Jiří Kylián à l’Académie des beaux-arts : « Maintenant que je suis immortel, je ne crains pas la chute ! »

Jiří Kylián, photo: ČTK/PR/Tereza Nováková

Une coupole, un ministre, une épée, une princesse : la cérémonie organisée à Paris mercredi était solennelle à souhait pour l’entrée du chorégraphe tchèque Jiří Kylián à l’Institut de France, l’Académie des beaux-arts.

Jiří Kylián,  photo: ČTK/PR/Tereza Nováková
C’est Caroline de Monaco qui a remis son épée à Jiří Kylián, après son installation officielle par son confrère Hugues R. Gall. Comme le veut la tradition, le chorégraphe a fait dans son discours l’éloge de son prédécesseur, le peintre Leonardo Cremonini, mort en 2010.

De la mort, de jeux de mots et jeux de corps avec la mort, il en a été question pendant cette cérémonie chez ceux qu’on appelle en France les immortels, car ils occupent un poste à vie et que la fonction se perpétue.

Perpétuelle, l’Académie tente aussi de s’étendre à de nouvelles disciplines – raison pour laquelle une neuvième section, celle de la chorégraphie, a été créée l’année dernière. Le nom du chorégraphe tchèque de 70 ans est ensuite apparu comme une évidence et Jiří Kylián ne cachait pas sa joie mercredi soir :

« Ce n’est pas si simple, parce que parmi toutes les récompenses possibles celle-là met la barre très haut. Le problème est de savoir où aller après. Mais bon, maintenant que je suis immortel, même si je tombe d’aussi haut, je ne crains pas la chute… Non, je plaisante sur l’immortalité, mais cette récompense est très importante pour la danse et la chorégraphie. »

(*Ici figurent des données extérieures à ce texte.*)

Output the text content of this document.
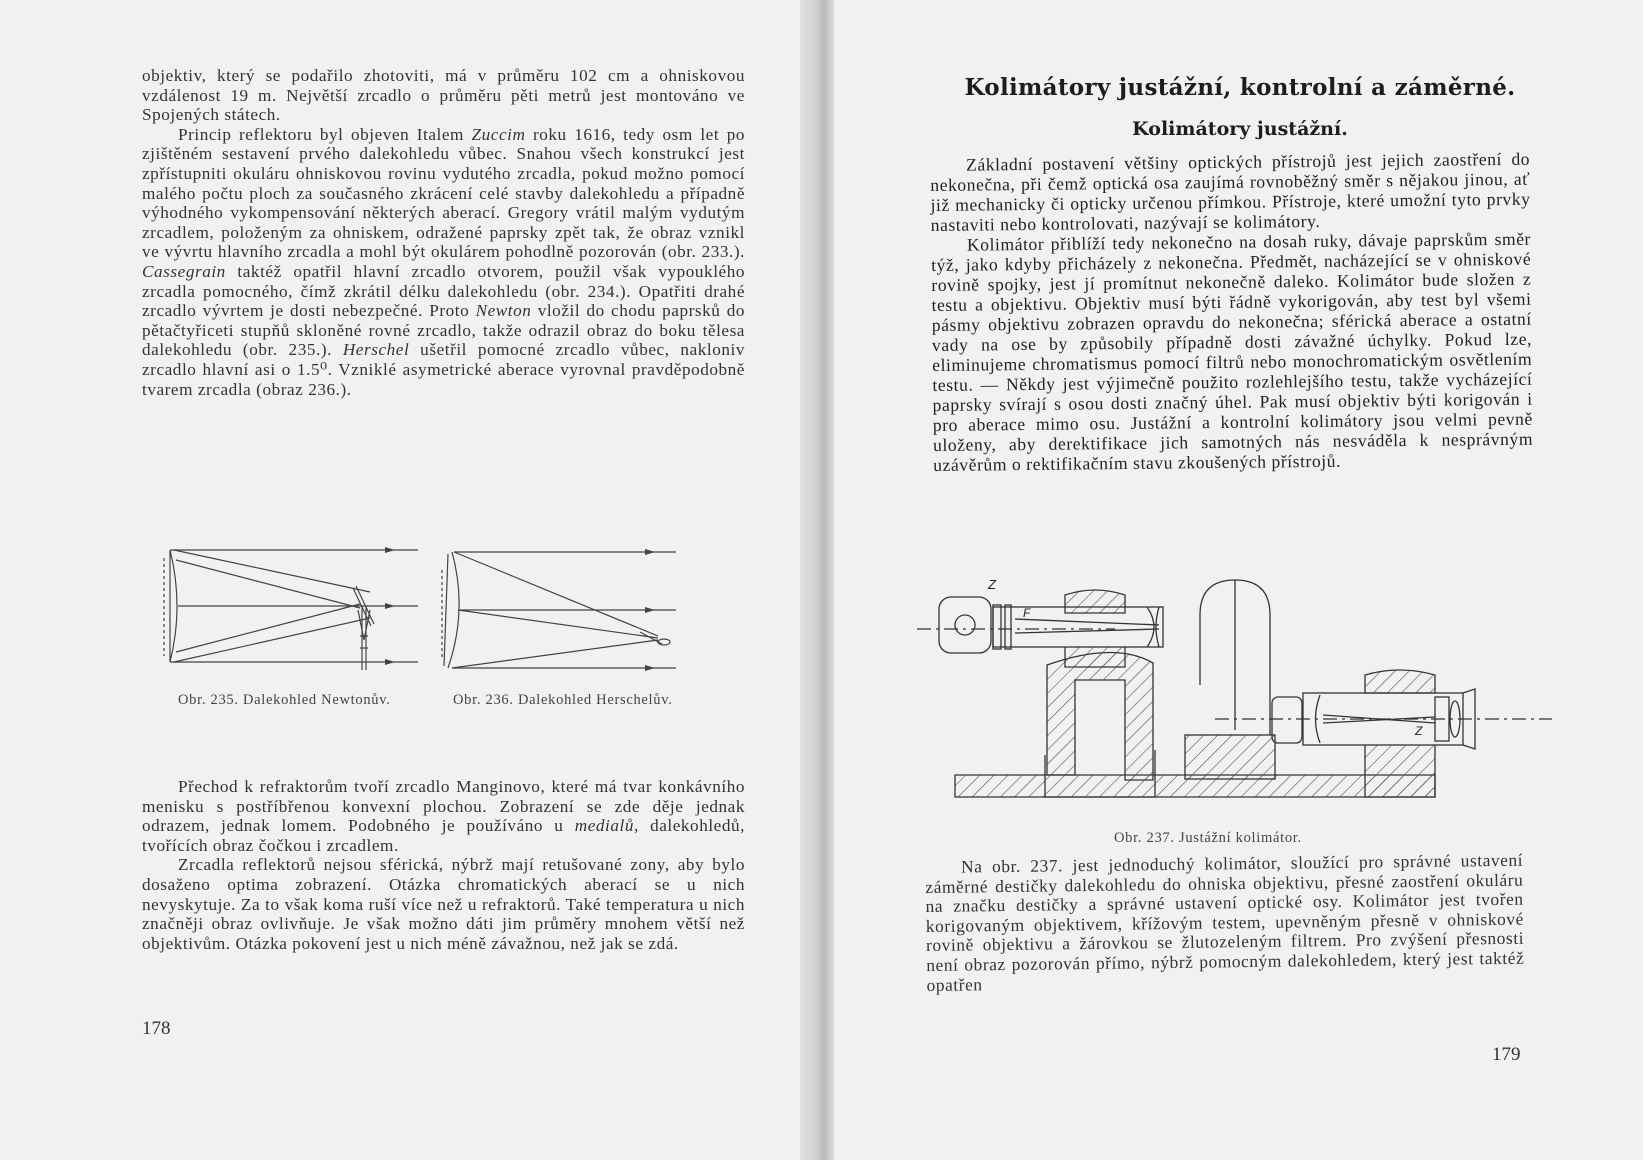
objektiv, který se podařilo zhotoviti, má v průměru 102 cm a ohniskovou vzdálenost 19 m. Největší zrcadlo o průměru pěti metrů jest montováno ve Spojených státech.

Princip reflektoru byl objeven Italem Zuccim roku 1616, tedy osm let po zjištěném sestavení prvého dalekohledu vůbec. Snahou všech konstrukcí jest zpřístupniti okuláru ohniskovou rovinu vydutého zrcadla, pokud možno pomocí malého počtu ploch za současného zkrácení celé stavby dalekohledu a případně výhodného vykompensování některých aberací. Gregory vrátil malým vydutým zrcadlem, položeným za ohniskem, odražené paprsky zpět tak, že obraz vznikl ve vývrtu hlavního zrcadla a mohl být okulárem pohodlně pozorován (obr. 233.). Cassegrain taktéž opatřil hlavní zrcadlo otvorem, použil však vypouklého zrcadla pomocného, čímž zkrátil délku dalekohledu (obr. 234.). Opatřiti drahé zrcadlo vývrtem je dosti nebezpečné. Proto Newton vložil do chodu paprsků do pětačtyřiceti stupňů skloněné rovné zrcadlo, takže odrazil obraz do boku tělesa dalekohledu (obr. 235.). Herschel ušetřil pomocné zrcadlo vůbec, nakloniv zrcadlo hlavní asi o 1.5⁰. Vzniklé asymetrické aberace vyrovnal pravděpodobně tvarem zrcadla (obraz 236.).

Obr. 235. Dalekohled Newtonův.	Obr. 236. Dalekohled Herschelův.

Přechod k refraktorům tvoří zrcadlo Manginovo, které má tvar konkávního menisku s postříbřenou konvexní plochou. Zobrazení se zde děje jednak odrazem, jednak lomem. Podobného je používáno u medialů, dalekohledů, tvořících obraz čočkou i zrcadlem.

Zrcadla reflektorů nejsou sférická, nýbrž mají retušované zony, aby bylo dosaženo optima zobrazení. Otázka chromatických aberací se u nich nevyskytuje. Za to však koma ruší více než u refraktorů. Také temperatura u nich značněji obraz ovlivňuje. Je však možno dáti jim průměry mnohem větší než objektivům. Otázka pokovení jest u nich méně závažnou, než jak se zdá.

178
Kolimátory justážní, kontrolní a záměrné.
Kolimátory justážní.

Základní postavení většiny optických přístrojů jest jejich zaostření do nekonečna, při čemž optická osa zaujímá rovnoběžný směr s nějakou jinou, ať již mechanicky či opticky určenou přímkou. Přístroje, které umožní tyto prvky nastaviti nebo kontrolovati, nazývají se kolimátory.

Kolimátor přiblíží tedy nekonečno na dosah ruky, dávaje paprskům směr týž, jako kdyby přicházely z nekonečna. Předmět, nacházející se v ohniskové rovině spojky, jest jí promítnut nekonečně daleko. Kolimátor bude složen z testu a objektivu. Objektiv musí býti řádně vykorigován, aby test byl všemi pásmy objektivu zobrazen opravdu do nekonečna; sférická aberace a ostatní vady na ose by způsobily případně dosti závažné úchylky. Pokud lze, eliminujeme chromatismus pomocí filtrů nebo monochromatickým osvětlením testu. — Někdy jest výjimečně použito rozlehlejšího testu, takže vycházející paprsky svírají s osou dosti značný úhel. Pak musí objektiv býti korigován i pro aberace mimo osu. Justážní a kontrolní kolimátory jsou velmi pevně uloženy, aby derektifikace jich samotných nás nesváděla k nesprávným uzávěrům o rektifikačním stavu zkoušených přístrojů.

Z
F
Z
Obr. 237. Justážní kolimátor.

Na obr. 237. jest jednoduchý kolimátor, sloužící pro správné ustavení záměrné destičky dalekohledu do ohniska objektivu, přesné zaostření okuláru na značku destičky a správné ustavení optické osy. Kolimátor jest tvořen korigovaným objektivem, křížovým testem, upevněným přesně v ohniskové rovině objektivu a žárovkou se žlutozeleným filtrem. Pro zvýšení přesnosti není obraz pozorován přímo, nýbrž pomocným dalekohledem, který jest taktéž opatřen

179
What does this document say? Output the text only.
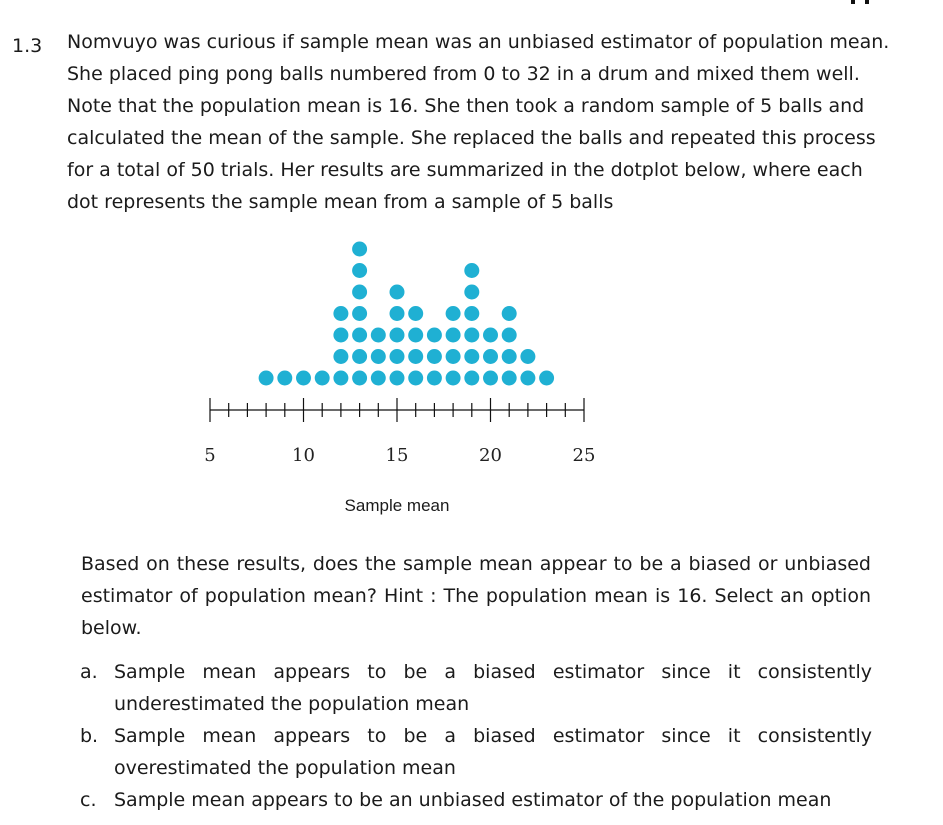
1.3 Nomvuyo was curious if sample mean was an unbiased estimator of population mean.
She placed ping pong balls numbered from 0 to 32 in a drum and mixed them well.
Note that the population mean is 16. She then took a random sample of 5 balls and
calculated the mean of the sample. She replaced the balls and repeated this process
for a total of 50 trials. Her results are summarized in the dotplot below, where each
dot represents the sample mean from a sample of 5 balls
5	10	15	20	25
Sample mean
Based on these results, does the sample mean appear to be a biased or unbiased estimator of population mean? Hint : The population mean is 16. Select an option below.
a. Sample mean appears to be a biased estimator since it consistently underestimated the population mean
b. Sample mean appears to be a biased estimator since it consistently overestimated the population mean
c. Sample mean appears to be an unbiased estimator of the population mean
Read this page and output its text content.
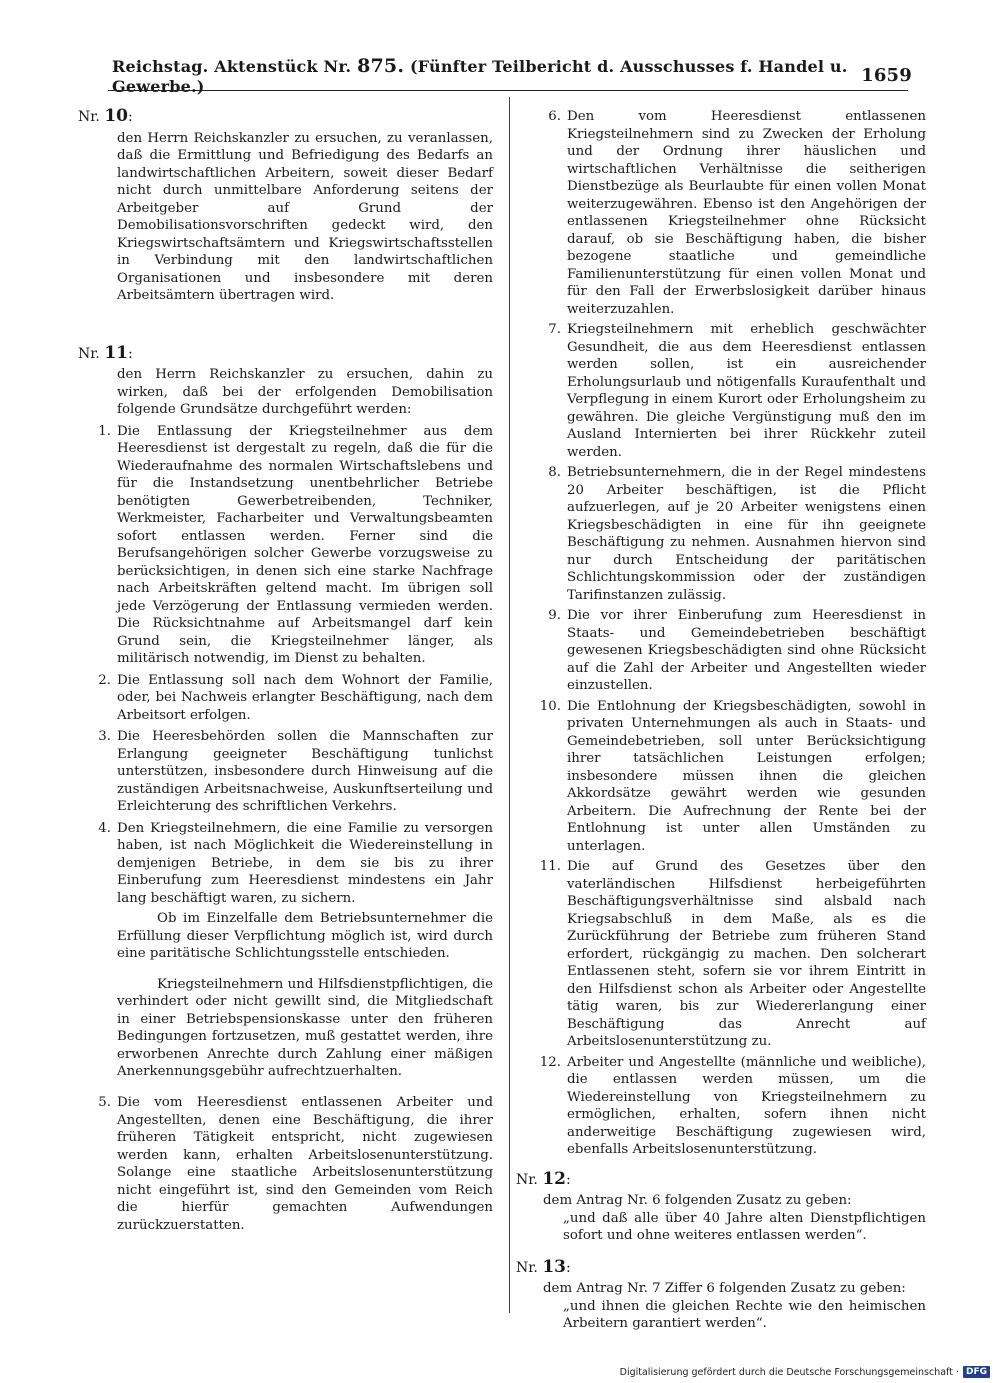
Reichstag. Aktenstück Nr. 875. (Fünfter Teilbericht d. Ausschusses f. Handel u. Gewerbe.)
1659
Nr. 10:

den Herrn Reichskanzler zu ersuchen, zu veranlassen, daß die Ermittlung und Befriedigung des Bedarfs an landwirtschaftlichen Arbeitern, soweit dieser Bedarf nicht durch unmittelbare Anforderung seitens der Arbeitgeber auf Grund der Demobilisationsvorschriften gedeckt wird, den Kriegswirtschaftsämtern und Kriegswirtschaftsstellen in Verbindung mit den landwirtschaftlichen Organisationen und insbesondere mit deren Arbeitsämtern übertragen wird.

Nr. 11:

den Herrn Reichskanzler zu ersuchen, dahin zu wirken, daß bei der erfolgenden Demobilisation folgende Grundsätze durchgeführt werden:

1. Die Entlassung der Kriegsteilnehmer aus dem Heeresdienst ist dergestalt zu regeln, daß die für die Wiederaufnahme des normalen Wirtschaftslebens und für die Instandsetzung unentbehrlicher Betriebe benötigten Gewerbetreibenden, Techniker, Werkmeister, Facharbeiter und Verwaltungsbeamten sofort entlassen werden. Ferner sind die Berufsangehörigen solcher Gewerbe vorzugsweise zu berücksichtigen, in denen sich eine starke Nachfrage nach Arbeitskräften geltend macht. Im übrigen soll jede Verzögerung der Entlassung vermieden werden. Die Rücksichtnahme auf Arbeitsmangel darf kein Grund sein, die Kriegsteilnehmer länger, als militärisch notwendig, im Dienst zu behalten.
2. Die Entlassung soll nach dem Wohnort der Familie, oder, bei Nachweis erlangter Beschäftigung, nach dem Arbeitsort erfolgen.
3. Die Heeresbehörden sollen die Mannschaften zur Erlangung geeigneter Beschäftigung tunlichst unterstützen, insbesondere durch Hinweisung auf die zuständigen Arbeitsnachweise, Auskunftserteilung und Erleichterung des schriftlichen Verkehrs.
4. Den Kriegsteilnehmern, die eine Familie zu versorgen haben, ist nach Möglichkeit die Wiedereinstellung in demjenigen Betriebe, in dem sie bis zu ihrer Einberufung zum Heeresdienst mindestens ein Jahr lang beschäftigt waren, zu sichern.

Ob im Einzelfalle dem Betriebsunternehmer die Erfüllung dieser Verpflichtung möglich ist, wird durch eine paritätische Schlichtungsstelle entschieden.

Kriegsteilnehmern und Hilfsdienstpflichtigen, die verhindert oder nicht gewillt sind, die Mitgliedschaft in einer Betriebspensionskasse unter den früheren Bedingungen fortzusetzen, muß gestattet werden, ihre erworbenen Anrechte durch Zahlung einer mäßigen Anerkennungsgebühr aufrechtzuerhalten.

5. Die vom Heeresdienst entlassenen Arbeiter und Angestellten, denen eine Beschäftigung, die ihrer früheren Tätigkeit entspricht, nicht zugewiesen werden kann, erhalten Arbeitslosenunterstützung. Solange eine staatliche Arbeitslosenunterstützung nicht eingeführt ist, sind den Gemeinden vom Reich die hierfür gemachten Aufwendungen zurückzuerstatten.
6. Den vom Heeresdienst entlassenen Kriegsteilnehmern sind zu Zwecken der Erholung und der Ordnung ihrer häuslichen und wirtschaftlichen Verhältnisse die seitherigen Dienstbezüge als Beurlaubte für einen vollen Monat weiterzugewähren. Ebenso ist den Angehörigen der entlassenen Kriegsteilnehmer ohne Rücksicht darauf, ob sie Beschäftigung haben, die bisher bezogene staatliche und gemeindliche Familienunterstützung für einen vollen Monat und für den Fall der Erwerbslosigkeit darüber hinaus weiterzuzahlen.
7. Kriegsteilnehmern mit erheblich geschwächter Gesundheit, die aus dem Heeresdienst entlassen werden sollen, ist ein ausreichender Erholungsurlaub und nötigenfalls Kuraufenthalt und Verpflegung in einem Kurort oder Erholungsheim zu gewähren. Die gleiche Vergünstigung muß den im Ausland Internierten bei ihrer Rückkehr zuteil werden.
8. Betriebsunternehmern, die in der Regel mindestens 20 Arbeiter beschäftigen, ist die Pflicht aufzuerlegen, auf je 20 Arbeiter wenigstens einen Kriegsbeschädigten in eine für ihn geeignete Beschäftigung zu nehmen. Ausnahmen hiervon sind nur durch Entscheidung der paritätischen Schlichtungskommission oder der zuständigen Tarifinstanzen zulässig.
9. Die vor ihrer Einberufung zum Heeresdienst in Staats- und Gemeindebetrieben beschäftigt gewesenen Kriegsbeschädigten sind ohne Rücksicht auf die Zahl der Arbeiter und Angestellten wieder einzustellen.
10. Die Entlohnung der Kriegsbeschädigten, sowohl in privaten Unternehmungen als auch in Staats- und Gemeindebetrieben, soll unter Berücksichtigung ihrer tatsächlichen Leistungen erfolgen; insbesondere müssen ihnen die gleichen Akkordsätze gewährt werden wie gesunden Arbeitern. Die Aufrechnung der Rente bei der Entlohnung ist unter allen Umständen zu unterlagen.
11. Die auf Grund des Gesetzes über den vaterländischen Hilfsdienst herbeigeführten Beschäftigungsverhältnisse sind alsbald nach Kriegsabschluß in dem Maße, als es die Zurückführung der Betriebe zum früheren Stand erfordert, rückgängig zu machen. Den solcherart Entlassenen steht, sofern sie vor ihrem Eintritt in den Hilfsdienst schon als Arbeiter oder Angestellte tätig waren, bis zur Wiedererlangung einer Beschäftigung das Anrecht auf Arbeitslosenunterstützung zu.
12. Arbeiter und Angestellte (männliche und weibliche), die entlassen werden müssen, um die Wiedereinstellung von Kriegsteilnehmern zu ermöglichen, erhalten, sofern ihnen nicht anderweitige Beschäftigung zugewiesen wird, ebenfalls Arbeitslosenunterstützung.
Nr. 12:

dem Antrag Nr. 6 folgenden Zusatz zu geben:

„und daß alle über 40 Jahre alten Dienstpflichtigen sofort und ohne weiteres entlassen werden“.

Nr. 13:

dem Antrag Nr. 7 Ziffer 6 folgenden Zusatz zu geben:

„und ihnen die gleichen Rechte wie den heimischen Arbeitern garantiert werden“.

Digitalisierung gefördert durch die Deutsche Forschungsgemeinschaft · DFG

« La danse a toujours été négligée, elle a toujours un peu été le parent pauvre dans le monde culturel, mais je suis heureux que désormais la chorégraphie soit appréciée à sa juste valeur. Pour la danse, cette reconnaissance par l’Académie des beaux-arts est une chose importante et j’en suis très heureux ! »

Cela dit, Jiří Kylián devra encore se méfier de chutes potentielles car il n’a pas réellement acquis le statut d’immortel conféré aux académiciens, et avant tout aux membres de l’Académie française – il fait partie des membres associés étrangers, au même titre que Woody Allen, Farah Pahlavi ou Cheikha Mozah, les épouses respectives de l’ancien Shah d’Iran et de l’ancien émir du Qatar.

Troisième Tchèque de l'histoire sous la coupole

Jiří Kylián,  The Alabama Ballet,  Six Dances,  photo: Melissa Dooley,  CC 2.0
Jiří Kylián: « C’est une reconnaissance en soi, cela n’entraîne pas d’obligations pour moi. Mais cette Académie des beaux-arts a un rôle de conseil pour le gouvernement – c’est aussi pour ça que le ministre français de la Culture était présent à la cérémonie. Les académiciens n’ont pas de pouvoir au sens propre du terme, mais ils ont la possibilité d’influencer positivement la culture. »

La cérémonie parisienne de mercredi était forcément placée également sous le signe de la danse et le spectacle a été assuré par la danseuse allemande Sabine Kupferberg, l'épouse du chorégraphe.

Jiří Kylián: « C’est un jeu compliqué, la musique est du compositeur anglais Henry Purcell et les deux arias sur lesquelles Sabine a dansé concernent la mort. Et la moitié de la salle était composée par des immortels ; l’autre moitié par des mortels – donc c’est un jeu sur ce à quoi nous survivons et ce à quoi survit l’art une fois que nous mourrons tous. Car l’art sera toujours là et cette Académie existe pour soutenir l’art. Et j’ai reçu une épée – ce n’est pas le symbole de l’immortalité mais le symbole de la défense de l’art, quitte à avoir pour ce faire une épée à la main. »

La poignée de cette épée est la reproduction d'une statuette datant de 5 500 ans représentant une figure féminine aux allures de danseuse.

Jiří Kylián est devenu le deuxième Tchèque de l’histoire à devenir membre associé étranger de l’Académie des beaux-arts en France après le peintre Václav Brožík, élu en 1896. Seul le compositeur Antonín Rejcha (Antoine Reicha) a obtenu le statut d’académicien à part entière, en 1835.